Recibí mensajes, llamadas, preguntas por la calle. No, no muchas. No quiero sonar como si contara
la historia de un éxito. Describo, acaso, el recorrido de un viaje. Y todo para concluir, claro, que cada
quién lee lo que quiere leer. Que cada quien desciende a su propio infierno cuando encuentra las
escaleras del libro que le sirve. Que quienes han leído mis tres relatos han visto en ellos lo que han
querido ver. Porque en el silencio de la lectura, en la soledad de los párrafos, uno reconstruye, como
lector, su propio mundo. Pone en escena las voces, las caras y los escenarios. Es el director de la
película.
Lo mejor de escribir, creo, es que el emisor le envía el mensaje a un receptor que desconoce. Por
eso, en el fondo, se lo envía a sí mismo. Porque no puede dar fe de los oídos de los demás. Y no, no
le interesa. Son las telenovelas las que saben, con pelos y señales, quiénes están frente a la pantalla.
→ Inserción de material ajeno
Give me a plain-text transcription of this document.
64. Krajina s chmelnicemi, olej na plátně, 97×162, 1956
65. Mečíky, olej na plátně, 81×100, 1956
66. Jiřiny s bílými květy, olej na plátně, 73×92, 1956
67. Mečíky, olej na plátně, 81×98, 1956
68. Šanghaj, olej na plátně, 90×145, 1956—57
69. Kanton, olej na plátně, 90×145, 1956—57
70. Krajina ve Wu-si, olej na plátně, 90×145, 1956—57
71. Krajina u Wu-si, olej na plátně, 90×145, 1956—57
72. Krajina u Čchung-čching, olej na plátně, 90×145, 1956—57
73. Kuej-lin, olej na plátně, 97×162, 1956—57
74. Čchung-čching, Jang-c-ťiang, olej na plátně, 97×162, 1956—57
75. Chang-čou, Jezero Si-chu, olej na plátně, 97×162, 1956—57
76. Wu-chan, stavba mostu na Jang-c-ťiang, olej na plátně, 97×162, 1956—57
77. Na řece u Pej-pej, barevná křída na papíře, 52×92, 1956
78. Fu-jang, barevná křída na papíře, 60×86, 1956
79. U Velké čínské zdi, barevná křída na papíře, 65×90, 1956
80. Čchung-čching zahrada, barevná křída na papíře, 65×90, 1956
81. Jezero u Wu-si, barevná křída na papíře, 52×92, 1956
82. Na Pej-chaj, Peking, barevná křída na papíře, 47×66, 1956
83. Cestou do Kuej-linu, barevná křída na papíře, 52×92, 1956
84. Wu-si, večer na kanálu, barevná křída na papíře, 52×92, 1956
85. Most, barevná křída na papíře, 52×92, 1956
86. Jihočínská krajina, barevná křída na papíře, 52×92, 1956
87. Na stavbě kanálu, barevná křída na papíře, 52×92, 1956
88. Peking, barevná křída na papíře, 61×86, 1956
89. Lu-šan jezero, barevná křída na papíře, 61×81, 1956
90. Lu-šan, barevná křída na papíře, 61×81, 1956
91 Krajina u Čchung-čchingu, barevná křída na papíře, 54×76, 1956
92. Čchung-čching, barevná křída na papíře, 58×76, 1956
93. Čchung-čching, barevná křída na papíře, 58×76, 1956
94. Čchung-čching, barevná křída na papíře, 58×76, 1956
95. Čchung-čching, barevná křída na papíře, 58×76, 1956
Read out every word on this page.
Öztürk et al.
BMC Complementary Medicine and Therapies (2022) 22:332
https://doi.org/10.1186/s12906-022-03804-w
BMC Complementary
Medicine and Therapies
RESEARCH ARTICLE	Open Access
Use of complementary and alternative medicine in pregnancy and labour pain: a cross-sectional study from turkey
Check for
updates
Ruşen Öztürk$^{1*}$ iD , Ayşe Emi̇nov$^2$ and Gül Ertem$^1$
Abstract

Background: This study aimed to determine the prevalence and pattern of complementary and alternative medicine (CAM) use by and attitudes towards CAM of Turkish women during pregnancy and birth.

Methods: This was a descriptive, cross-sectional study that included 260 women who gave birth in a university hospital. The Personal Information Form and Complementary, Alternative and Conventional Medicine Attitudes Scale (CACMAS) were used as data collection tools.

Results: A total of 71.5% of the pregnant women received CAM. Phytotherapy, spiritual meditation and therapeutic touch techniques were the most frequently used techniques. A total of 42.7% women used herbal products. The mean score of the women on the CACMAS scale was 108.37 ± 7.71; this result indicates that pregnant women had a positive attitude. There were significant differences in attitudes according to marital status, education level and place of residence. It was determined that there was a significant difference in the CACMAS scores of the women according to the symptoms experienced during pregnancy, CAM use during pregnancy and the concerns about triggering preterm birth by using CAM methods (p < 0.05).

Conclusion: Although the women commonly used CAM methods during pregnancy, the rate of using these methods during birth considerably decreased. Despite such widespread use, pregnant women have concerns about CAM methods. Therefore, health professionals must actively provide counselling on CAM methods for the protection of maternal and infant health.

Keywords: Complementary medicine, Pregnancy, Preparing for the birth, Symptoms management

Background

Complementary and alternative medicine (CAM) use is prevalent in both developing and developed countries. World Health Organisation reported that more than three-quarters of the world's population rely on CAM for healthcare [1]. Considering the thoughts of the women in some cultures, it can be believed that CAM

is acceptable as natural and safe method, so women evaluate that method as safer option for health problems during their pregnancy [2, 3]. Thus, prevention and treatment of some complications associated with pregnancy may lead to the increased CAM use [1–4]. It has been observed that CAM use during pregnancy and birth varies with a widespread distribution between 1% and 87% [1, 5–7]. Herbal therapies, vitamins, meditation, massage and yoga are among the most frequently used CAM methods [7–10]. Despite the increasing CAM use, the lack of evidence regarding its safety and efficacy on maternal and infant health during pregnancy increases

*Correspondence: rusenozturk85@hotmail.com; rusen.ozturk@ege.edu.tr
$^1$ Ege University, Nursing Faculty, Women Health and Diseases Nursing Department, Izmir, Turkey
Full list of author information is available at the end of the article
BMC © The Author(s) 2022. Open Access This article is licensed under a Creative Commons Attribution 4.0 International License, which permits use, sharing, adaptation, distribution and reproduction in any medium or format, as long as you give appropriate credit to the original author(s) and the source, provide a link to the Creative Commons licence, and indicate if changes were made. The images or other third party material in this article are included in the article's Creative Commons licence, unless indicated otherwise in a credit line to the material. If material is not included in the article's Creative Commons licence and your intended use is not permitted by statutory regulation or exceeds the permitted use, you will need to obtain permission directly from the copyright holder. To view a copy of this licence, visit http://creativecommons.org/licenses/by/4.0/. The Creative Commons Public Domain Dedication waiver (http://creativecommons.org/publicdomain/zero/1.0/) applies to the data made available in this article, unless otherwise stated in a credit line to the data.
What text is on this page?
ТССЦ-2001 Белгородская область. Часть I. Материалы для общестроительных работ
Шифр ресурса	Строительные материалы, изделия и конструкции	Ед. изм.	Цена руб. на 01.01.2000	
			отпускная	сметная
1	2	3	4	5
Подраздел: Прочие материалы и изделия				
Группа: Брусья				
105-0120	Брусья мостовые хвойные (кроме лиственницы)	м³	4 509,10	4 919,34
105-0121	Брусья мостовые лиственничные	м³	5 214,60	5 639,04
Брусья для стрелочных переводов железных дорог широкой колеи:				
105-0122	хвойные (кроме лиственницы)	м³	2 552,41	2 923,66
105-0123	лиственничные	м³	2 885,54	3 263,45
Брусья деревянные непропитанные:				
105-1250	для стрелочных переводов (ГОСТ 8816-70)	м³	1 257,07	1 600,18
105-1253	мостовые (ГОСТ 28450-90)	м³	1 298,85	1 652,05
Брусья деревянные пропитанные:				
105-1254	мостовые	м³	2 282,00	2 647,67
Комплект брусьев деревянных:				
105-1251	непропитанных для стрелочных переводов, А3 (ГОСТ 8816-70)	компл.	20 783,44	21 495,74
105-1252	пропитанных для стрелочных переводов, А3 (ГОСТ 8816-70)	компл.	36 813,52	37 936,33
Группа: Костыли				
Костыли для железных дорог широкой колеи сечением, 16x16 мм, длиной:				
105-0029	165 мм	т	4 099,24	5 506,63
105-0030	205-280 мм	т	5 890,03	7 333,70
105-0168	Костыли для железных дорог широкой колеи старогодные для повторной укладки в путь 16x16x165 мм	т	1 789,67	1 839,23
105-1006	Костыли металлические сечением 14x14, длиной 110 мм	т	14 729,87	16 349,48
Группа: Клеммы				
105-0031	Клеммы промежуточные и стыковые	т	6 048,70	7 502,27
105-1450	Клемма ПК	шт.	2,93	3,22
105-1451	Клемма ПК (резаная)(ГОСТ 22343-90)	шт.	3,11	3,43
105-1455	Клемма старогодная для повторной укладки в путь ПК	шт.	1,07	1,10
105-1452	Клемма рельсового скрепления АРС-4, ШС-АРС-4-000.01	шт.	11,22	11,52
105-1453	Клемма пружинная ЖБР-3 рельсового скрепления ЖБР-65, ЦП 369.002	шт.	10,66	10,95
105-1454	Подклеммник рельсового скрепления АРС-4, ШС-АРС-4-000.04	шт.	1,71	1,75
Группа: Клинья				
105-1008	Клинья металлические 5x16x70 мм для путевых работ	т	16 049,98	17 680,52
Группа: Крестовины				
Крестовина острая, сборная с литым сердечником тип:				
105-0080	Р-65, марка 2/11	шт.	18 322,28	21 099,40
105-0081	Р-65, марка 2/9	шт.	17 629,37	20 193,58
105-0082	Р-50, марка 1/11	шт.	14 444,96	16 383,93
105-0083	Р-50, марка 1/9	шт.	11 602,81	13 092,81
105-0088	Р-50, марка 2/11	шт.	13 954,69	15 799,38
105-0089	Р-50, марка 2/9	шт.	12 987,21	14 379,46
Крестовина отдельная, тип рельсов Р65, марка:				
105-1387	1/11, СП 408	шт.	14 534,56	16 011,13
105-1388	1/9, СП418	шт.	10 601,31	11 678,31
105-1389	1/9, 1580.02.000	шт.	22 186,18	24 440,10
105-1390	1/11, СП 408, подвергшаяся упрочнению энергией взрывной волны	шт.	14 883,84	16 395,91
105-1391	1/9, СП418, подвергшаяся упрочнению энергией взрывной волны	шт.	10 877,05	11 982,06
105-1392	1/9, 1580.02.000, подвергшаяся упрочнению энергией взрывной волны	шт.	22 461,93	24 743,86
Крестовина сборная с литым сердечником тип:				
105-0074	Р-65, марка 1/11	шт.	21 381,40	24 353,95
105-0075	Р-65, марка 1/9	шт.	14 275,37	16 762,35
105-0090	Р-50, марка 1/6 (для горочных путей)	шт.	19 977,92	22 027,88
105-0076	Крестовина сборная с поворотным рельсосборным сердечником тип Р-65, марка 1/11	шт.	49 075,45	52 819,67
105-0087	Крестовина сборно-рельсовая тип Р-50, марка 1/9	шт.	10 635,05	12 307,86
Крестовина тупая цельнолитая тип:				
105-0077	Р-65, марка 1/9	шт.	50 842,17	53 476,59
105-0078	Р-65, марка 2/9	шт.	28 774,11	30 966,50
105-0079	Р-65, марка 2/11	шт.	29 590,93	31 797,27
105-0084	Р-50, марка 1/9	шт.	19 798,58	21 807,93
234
Son los políticos los que aprenden a conseguir los votos de los incautos. Que un escritor se
encuentre con un lector, o viceversa, es tan milagroso como que dos seres humanos se vuelvan
buenos amigos.
Tener un libro en las manos es, pues, lo mismo que tener a una persona frente a frente. Está en
juego, desde ese momento, nuestra capacidad para ponernos en los zapatos del otro. Y de aceptar, al
final, que jamás seremos originales. Que si quisiéramos podríamos ser profesores suicidas, náufragos
que lanzan botellas, pacientes que se confiesan, hombres que rezan de rodillas o tipos que se meten
en el apartamento de los otros. Sí, eso es. Si hablar con alguien es poner a prueba lo que somos, leer
es llegar, por fin, hasta uno mismo.
Eso es. Por eso mi mamá, la abogada, me propone profundos cambios estructurales. Mi papá, el
bromista, me dice que la deje tal como está. Mi hermano, el lector, me pregunta si no podría volverla
una novela policíaca. Y María del Rosario me las entrega, cuando ha terminado de leerlas, con
muchas anotaciones en las páginas y ciertas ganas de llorar. Porque cuando uno lee se queda solo
con uno mismo. Oye su propia voz. Se dice su propio nombre. Y eso es, creo, lo que le agradecemos
a un buen libro: que nos deje ser, por unos días, los seres humanos que somos.